聖書というメガネで、神が造られた世界と人間とその歴史を見てみたら、という意識で書いたメモです。

創世記13章12節 ロトの転落プロセスを表現する前置詞 「アド」から「ベ」へ

創世記13章12節

 

口語訳

アブラムはカナンの地に住んだが、ロトは低地の町々に住み、天幕をソドム移した。

 

新共同訳

アブラムはカナン地方に住み、ロトは低地の町々に住んだが、彼はソドムまで天幕を移した。

 

新改訳第三版

 アブラムはカナンの地に住んだが、ロトは低地の町々に住んで、ソドムの近くまで天幕を張った。

 

新改訳2017

アブラムはカナンの地に住んだ。一方、ロトは低地の町々に住み、ソドム天幕を移した。

 

聖書協会共同訳

アブラムはカナンの地に住み、ロトは低地の町に住んで、ソドムの近くに天幕を移した。

 

 アブラムのしもべたちとロトのしもべたちは、エジプトから戻って来てまもなくカナンの地で水場争い、草地争いをした。
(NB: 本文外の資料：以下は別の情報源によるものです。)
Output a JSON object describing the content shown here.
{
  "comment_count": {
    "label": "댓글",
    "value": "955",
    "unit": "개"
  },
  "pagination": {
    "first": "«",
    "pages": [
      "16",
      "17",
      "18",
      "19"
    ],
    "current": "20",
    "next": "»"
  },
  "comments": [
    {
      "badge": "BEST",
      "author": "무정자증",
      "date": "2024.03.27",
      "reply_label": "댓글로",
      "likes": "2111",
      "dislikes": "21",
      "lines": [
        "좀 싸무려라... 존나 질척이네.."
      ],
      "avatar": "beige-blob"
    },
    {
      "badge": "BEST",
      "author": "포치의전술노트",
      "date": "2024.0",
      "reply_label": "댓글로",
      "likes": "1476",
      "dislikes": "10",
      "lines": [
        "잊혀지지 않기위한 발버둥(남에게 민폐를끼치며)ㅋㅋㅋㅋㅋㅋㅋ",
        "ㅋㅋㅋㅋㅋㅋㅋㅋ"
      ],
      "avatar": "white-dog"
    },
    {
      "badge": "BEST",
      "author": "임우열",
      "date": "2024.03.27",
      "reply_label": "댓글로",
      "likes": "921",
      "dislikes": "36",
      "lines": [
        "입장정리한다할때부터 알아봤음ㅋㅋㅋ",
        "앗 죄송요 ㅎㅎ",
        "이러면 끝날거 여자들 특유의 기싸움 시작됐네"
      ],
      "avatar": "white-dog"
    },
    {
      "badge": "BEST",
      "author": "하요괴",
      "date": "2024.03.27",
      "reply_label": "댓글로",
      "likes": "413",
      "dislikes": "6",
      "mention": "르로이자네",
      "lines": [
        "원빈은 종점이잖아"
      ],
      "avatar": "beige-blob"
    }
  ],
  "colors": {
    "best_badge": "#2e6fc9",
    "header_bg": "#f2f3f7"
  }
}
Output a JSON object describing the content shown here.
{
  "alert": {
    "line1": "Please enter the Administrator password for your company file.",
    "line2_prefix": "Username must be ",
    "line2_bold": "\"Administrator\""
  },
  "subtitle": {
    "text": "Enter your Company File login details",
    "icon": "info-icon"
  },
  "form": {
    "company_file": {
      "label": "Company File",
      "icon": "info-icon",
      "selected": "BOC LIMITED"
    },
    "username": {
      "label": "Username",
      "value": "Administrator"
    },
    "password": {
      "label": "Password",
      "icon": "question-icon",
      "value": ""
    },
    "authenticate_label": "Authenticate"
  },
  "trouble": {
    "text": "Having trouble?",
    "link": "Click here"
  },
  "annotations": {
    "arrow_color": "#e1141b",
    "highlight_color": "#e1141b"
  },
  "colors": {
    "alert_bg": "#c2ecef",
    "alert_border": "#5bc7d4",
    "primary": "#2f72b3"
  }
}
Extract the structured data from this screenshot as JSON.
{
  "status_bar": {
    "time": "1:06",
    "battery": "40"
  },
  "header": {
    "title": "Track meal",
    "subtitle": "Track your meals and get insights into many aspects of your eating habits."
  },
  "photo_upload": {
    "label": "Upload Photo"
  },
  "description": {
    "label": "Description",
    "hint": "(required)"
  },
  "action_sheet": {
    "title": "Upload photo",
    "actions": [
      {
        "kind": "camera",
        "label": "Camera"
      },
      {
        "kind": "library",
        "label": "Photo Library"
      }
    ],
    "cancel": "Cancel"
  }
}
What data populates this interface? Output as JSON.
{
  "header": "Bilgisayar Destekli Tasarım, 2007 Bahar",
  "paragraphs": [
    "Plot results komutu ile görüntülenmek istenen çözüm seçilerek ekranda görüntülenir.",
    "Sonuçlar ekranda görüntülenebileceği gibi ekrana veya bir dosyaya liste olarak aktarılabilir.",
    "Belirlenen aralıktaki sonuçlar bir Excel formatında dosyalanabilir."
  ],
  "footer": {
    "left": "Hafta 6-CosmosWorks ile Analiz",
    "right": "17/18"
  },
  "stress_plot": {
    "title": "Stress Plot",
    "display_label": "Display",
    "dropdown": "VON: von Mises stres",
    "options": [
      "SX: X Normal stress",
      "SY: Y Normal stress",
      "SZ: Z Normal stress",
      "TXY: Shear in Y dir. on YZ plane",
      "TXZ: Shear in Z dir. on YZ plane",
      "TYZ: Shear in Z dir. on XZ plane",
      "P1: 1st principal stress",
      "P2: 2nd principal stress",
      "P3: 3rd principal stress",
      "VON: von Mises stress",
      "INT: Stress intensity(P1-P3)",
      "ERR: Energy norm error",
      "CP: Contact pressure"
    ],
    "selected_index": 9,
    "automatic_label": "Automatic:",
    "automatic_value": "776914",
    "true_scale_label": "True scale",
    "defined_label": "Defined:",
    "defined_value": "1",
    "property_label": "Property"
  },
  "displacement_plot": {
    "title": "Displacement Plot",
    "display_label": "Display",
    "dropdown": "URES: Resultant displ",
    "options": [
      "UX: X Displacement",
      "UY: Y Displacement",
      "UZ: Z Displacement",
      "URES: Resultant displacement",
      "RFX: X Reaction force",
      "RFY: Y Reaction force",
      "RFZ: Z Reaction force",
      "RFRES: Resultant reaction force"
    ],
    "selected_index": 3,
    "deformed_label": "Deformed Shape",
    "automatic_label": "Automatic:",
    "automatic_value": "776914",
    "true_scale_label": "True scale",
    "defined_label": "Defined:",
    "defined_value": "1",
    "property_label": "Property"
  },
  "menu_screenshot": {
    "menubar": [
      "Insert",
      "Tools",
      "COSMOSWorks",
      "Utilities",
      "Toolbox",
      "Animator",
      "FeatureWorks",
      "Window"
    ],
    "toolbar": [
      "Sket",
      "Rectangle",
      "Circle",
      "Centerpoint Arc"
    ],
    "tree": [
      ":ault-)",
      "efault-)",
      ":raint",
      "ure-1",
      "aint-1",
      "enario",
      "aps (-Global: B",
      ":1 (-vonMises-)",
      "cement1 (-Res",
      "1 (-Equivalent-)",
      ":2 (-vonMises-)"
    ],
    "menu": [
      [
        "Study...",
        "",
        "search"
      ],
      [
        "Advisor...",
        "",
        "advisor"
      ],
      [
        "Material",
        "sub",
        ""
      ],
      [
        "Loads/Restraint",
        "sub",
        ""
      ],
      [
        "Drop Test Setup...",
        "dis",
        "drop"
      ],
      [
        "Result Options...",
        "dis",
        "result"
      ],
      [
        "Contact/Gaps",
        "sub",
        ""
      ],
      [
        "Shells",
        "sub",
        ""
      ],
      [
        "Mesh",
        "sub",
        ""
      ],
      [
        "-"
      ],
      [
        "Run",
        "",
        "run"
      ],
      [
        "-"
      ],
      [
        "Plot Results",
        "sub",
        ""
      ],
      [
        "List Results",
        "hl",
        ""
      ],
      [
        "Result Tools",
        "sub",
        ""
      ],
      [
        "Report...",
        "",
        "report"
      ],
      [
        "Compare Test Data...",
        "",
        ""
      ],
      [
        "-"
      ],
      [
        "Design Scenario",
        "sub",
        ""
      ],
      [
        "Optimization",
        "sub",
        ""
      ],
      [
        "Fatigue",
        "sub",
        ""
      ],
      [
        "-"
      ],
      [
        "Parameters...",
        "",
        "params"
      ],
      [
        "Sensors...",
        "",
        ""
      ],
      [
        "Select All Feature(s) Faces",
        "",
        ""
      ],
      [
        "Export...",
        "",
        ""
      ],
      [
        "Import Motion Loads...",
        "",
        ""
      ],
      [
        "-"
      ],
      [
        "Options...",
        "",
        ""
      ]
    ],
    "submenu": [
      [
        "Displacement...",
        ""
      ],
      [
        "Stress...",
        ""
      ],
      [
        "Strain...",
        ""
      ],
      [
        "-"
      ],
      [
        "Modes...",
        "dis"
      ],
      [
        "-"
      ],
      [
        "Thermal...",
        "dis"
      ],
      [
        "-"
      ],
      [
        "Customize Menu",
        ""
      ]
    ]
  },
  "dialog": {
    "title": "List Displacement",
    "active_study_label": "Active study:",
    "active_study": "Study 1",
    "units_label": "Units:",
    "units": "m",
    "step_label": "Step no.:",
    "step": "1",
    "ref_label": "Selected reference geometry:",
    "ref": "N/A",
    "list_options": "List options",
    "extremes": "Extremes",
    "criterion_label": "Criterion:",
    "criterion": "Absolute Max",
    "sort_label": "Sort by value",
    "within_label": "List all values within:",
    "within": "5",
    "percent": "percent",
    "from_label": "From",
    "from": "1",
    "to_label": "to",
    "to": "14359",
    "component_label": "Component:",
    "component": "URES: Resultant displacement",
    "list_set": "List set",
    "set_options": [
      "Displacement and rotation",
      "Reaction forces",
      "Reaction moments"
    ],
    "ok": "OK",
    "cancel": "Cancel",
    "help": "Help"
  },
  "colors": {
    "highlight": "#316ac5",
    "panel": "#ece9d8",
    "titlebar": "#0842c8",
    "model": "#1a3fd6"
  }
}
エジプトで、アブラムが保身のために妻サライを妹と偽ってファラオの側室として差し出した褒美で、彼らは物持ちになっていたのである。だが、カナンの地に戻ってそれが仇となって、争いが起こった。アブラムが甥のロトに先に土地を選ばせたところ、ロトは有利なヨルダン川の流れる沃野を選んだ。しかし、そこには罪深い町ソドムがあった。

 新改訳第三版は、ロトは「ソドムの近くまで天幕を張った」と訳していたが、2017は「ソドムに天幕を移した」と変更した。聖書協会共同訳は「ソドムの近くに天幕を移した」と訳している。前置詞は「アド」というもので、辞書的には「の近くまで」とか「の近くに」の方が正確である。これは実はとても大事な箇所で、メソポタミア連合軍がやってきてソドムが滅ぼされたときには、14章12節「ロトはソドム住んでいた」と書かれていて、この前置詞は英語でいうinにあたる「ベ」という前置詞なのである。

 つまり、ロトはソドムは罪深い町であると知っていたので、最初は天幕をソドムの近くには行ったが囲む城壁の外に張っていたのであるが、いつのまにやらソドムの中に住むようになっていたということを、前置詞「アド」から「べ」への変化は表現しているのである。だから、創世記13章12節に関しては、新改訳第三版までの方が正確に表現されていたのに、なぜか2017がわざわざ「ソドムに」と訳し変えてしまった。なぜだろう?残念である。